The team used this information to model the effects of different forces acting on the skull, including what happens when the animal pecks at the ground. By modeling the forces the skull would need to withstand in order to feed by pecking, the researchers calculated that Effigia’s skull would probably have shattered. Instead, they suggest, the animal would be more likely to use its jaws to snip off and nibble pieces of soft plant material such as young shoots, or ferns.
Lead researcher Dr. Jordan Bestwick (University of Birmingham) said: “The herbivores we already recognize in the Triassic period fed either by digging for roots, such as the pig-like aetosaurs, or reaching for leaves high up in the treetops, like the long-necked sauropods. These two-legged browsers with a weak bite are unique to this period and show a previously unrecognized diversity among the herbivores of this period.”
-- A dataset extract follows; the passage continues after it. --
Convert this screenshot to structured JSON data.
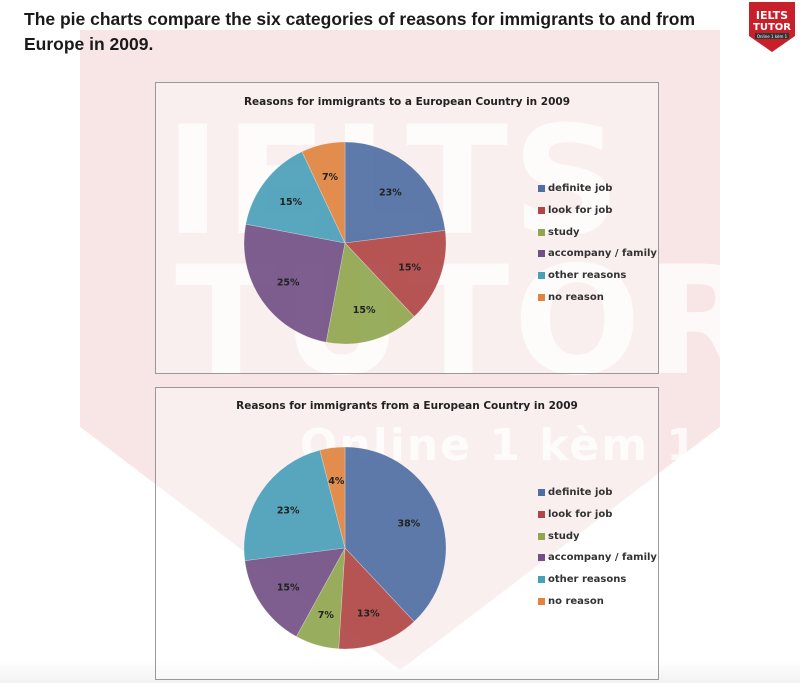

Co-author Dr. Laura Porro (UCL Cell & Developmental Biology) added: “Traditionally in paleontology, we assumed that animals which look similar must have had similar lifestyles. What cutting-edge, rigorous methods such as those applied in this paper are showing us, is that even subtle differences in body shape can have big consequences for what animals can do, and can indicate very different behaviors and diets. It will be interesting to see what we discover as we apply these techniques to more and more fossil species.”
Reference: “Cranial functional morphology of the pseudosuchian Effigia and implications for its ecological role in the Triassic” by Jordan Bestwick, Andrew S. Jones, Sterling J. Nesbitt, Stephan Lautenschlager, Emily J. Rayfield, Andrew R. Cuff, David J. Button, Paul M. Barrett, Laura B. Porro and Richard J. Butler, 29 November 2021, The Anatomical Record.